From the Pulitzer Prize-winning author of A Visit From the Goon Squad, an historical novel set in WWII New York about a young woman who becomes a diver in a Naval ship yard and strikes up a relationship with a local gangster who may be connected to her father's disappearance.
This is a big, traditional historical novel — in the manner of a Ken Follett or Herman Wouk ... Like every good historical novel I've ever read, the storyline of this one is as hokey as hell and completely transporting. Manhattan Beach is ambitiously and deliciously plot-driven, and it boldly helps itself to a wide library of earlier New York stories ... Manhattan Beach isn't flawless. Especially at the beginning, Egan strains to convince readers of the authenticity of her story and intrusively references too many brand names and period details: Ivory Flakes for washing, automats, the 40-cent boxed chicken lunches that Anna buys at the Navy Yard. But to focus on scattered imperfections would be like focusing on the litter of New York City streets while ignoring the wonder of the city itself. Manhattan Beach is a big gorgeous tribute to New York City and its seaport. In drawing from the classic catalog of New York stories, Manhattan Beach also takes its place among them.

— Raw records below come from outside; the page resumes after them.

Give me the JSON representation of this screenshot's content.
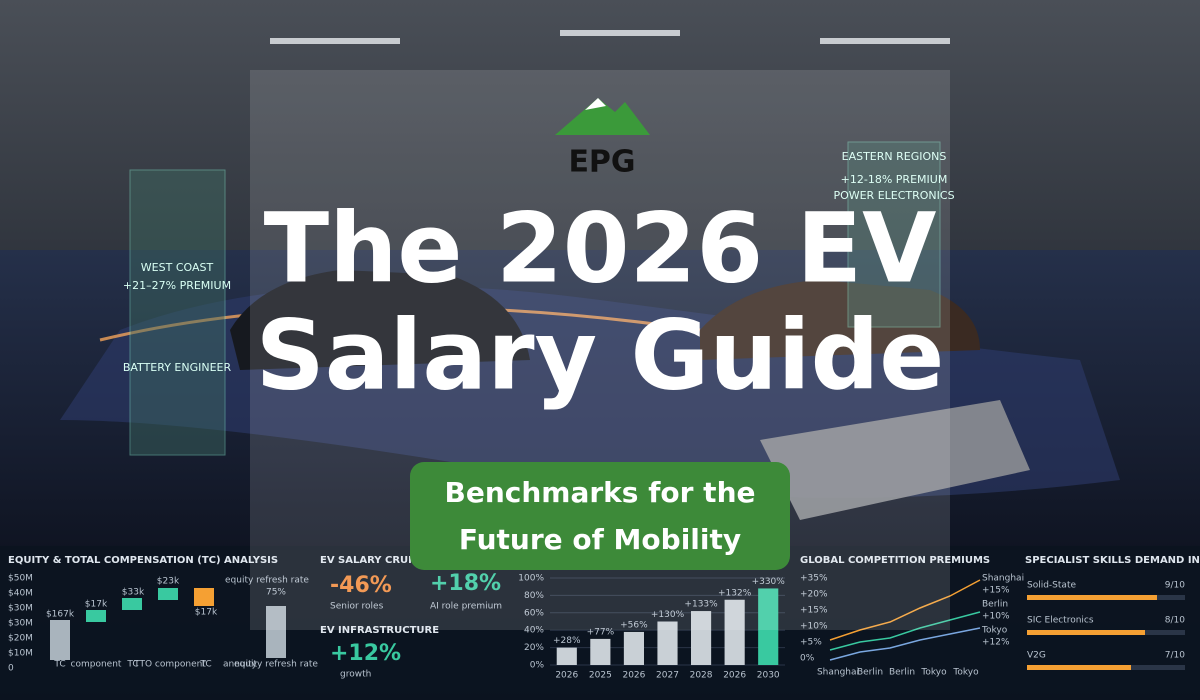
{
  "logo": {
    "text": "EPG"
  },
  "title": {
    "lines": [
      "The 2026 EV",
      "Salary Guide"
    ]
  },
  "subtitle": {
    "lines": [
      "Benchmarks for the",
      "Future of Mobility"
    ]
  },
  "holograms": {
    "west": {
      "title": "WEST COAST",
      "premium": "+21–27% PREMIUM",
      "role": "BATTERY ENGINEER"
    },
    "east": {
      "title": "EASTERN REGIONS",
      "premium": "+12-18% PREMIUM",
      "role": "POWER ELECTRONICS"
    }
  },
  "dashboard": {
    "equity": {
      "title": "EQUITY & TOTAL COMPENSATION (TC) ANALYSIS",
      "axis": [
        "$50M",
        "$40M",
        "$30M",
        "$30M",
        "$20M",
        "$10M",
        "0"
      ],
      "labels": [
        "$167k",
        "$17k",
        "$33k",
        "$23k",
        "$17k",
        "75%"
      ],
      "legend": "equity refresh rate",
      "categories": [
        "TC",
        "component",
        "TC",
        "TTO component",
        "TC",
        "annuity",
        "equity refresh rate"
      ]
    },
    "crunch": {
      "title": "EV SALARY CRUNCH",
      "stats": [
        {
          "value": "-46%",
          "label": "Senior roles"
        },
        {
          "value": "+18%",
          "label": "AI role premium"
        }
      ],
      "infra_title": "EV INFRASTRUCTURE",
      "infra_value": "+12%",
      "infra_label": "growth"
    },
    "growth": {
      "yticks": [
        {
          "value": 0,
          "label": "0%"
        },
        {
          "value": 20,
          "label": "20%"
        },
        {
          "value": 40,
          "label": "40%"
        },
        {
          "value": 60,
          "label": "60%"
        },
        {
          "value": 80,
          "label": "80%"
        },
        {
          "value": 100,
          "label": "100%"
        }
      ],
      "ylim": [
        0,
        100
      ],
      "categories": [
        "2026",
        "2025",
        "2026",
        "2027",
        "2028",
        "2026",
        "2030"
      ],
      "values": [
        20,
        30,
        38,
        50,
        62,
        75,
        88
      ],
      "annotations": [
        "+28%",
        "+77%",
        "+56%",
        "+130%",
        "+133%",
        "+132%",
        "+330%"
      ]
    },
    "global": {
      "title": "GLOBAL COMPETITION PREMIUMS",
      "axis": [
        "+35%",
        "+20%",
        "+15%",
        "+10%",
        "+5%",
        "0%"
      ],
      "series": [
        {
          "name": "Shanghai",
          "label": "+15%"
        },
        {
          "name": "Berlin",
          "label": "+10%"
        },
        {
          "name": "Tokyo",
          "label": "+12%"
        }
      ],
      "categories": [
        "Shanghai",
        "Berlin",
        "Berlin",
        "Tokyo",
        "Tokyo"
      ]
    },
    "skills": {
      "title": "SPECIALIST SKILLS DEMAND INDEX",
      "items": [
        {
          "name": "Solid-State",
          "score": "9/10"
        },
        {
          "name": "SIC Electronics",
          "score": "8/10"
        },
        {
          "name": "V2G",
          "score": "7/10"
        }
      ]
    }
  }
}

...a dreadnought of a World War II-era historical novel, bristling with armaments yet intimate in tone. It’s an old-fashioned page-turner, tweaked by this witty and sophisticated writer so that you sometimes feel she has retrofitted sleek new engines inside a craft owned for too long by James Jones and Herman Wouk ... How to search for a body underwater, how to facilitate your rescue if lost and drifting at sea, how to run a nightclub, how to bribe a cop, how to care for an invalid — you learn things while reading this novel. Egan’s fiction buzzes with factual crosscurrents, casually deployed ... Egan is a generous writer. She doesn’t write dialogue, for example, so much as she writes repartee. Many writers’ books go slack when their characters open their mouths, as if dullness equals verisimilitude. Egan’s minty dialogue snaps you to attention ... If I have a complaint about Manhattan Beach, it’s that while Egan is in full command of her gifts, there’s only rarely a sense that she’s pushing herself, or us. This novel is never estranging. It never threatens to overspill its levees, or to rip us far from shore and leave us there for a while. Egan works a formidable kind of magic, however. This is a big novel that moves with agility. It’s blissfully free of rust and sepia tint. It introduces us to a memorable young woman who is, as Cathy longed to be again in Wuthering Heights, 'half savage and hardy, and free.'”
Egan deftly and movingly joins Manhattan Beach’s ostensibly very different characters with surprising parallelisms, arresting images, and an ethically capacious gaze...her characters attain a shared humanity across boundaries of race, gender, or moral code. The gangster Dexter Styles elicits as much empathic care as does the plucky, indomitable Anna ... Throughout the novel, Egan summons the sea in all its primordial allure and exploits all of water’s myriad associations and oppositions — depth and surface, buoyancy and gravity, the unconscious, cleansing, and rebirth — in a book that shimmers with poetry. At once a suspenseful novel of noir intrigue, a gorgeously wrought and richly allusive literary tapestry, and a transporting work of lyrical beauty and emotional heft, Manhattan Beach is a magnificent achievement.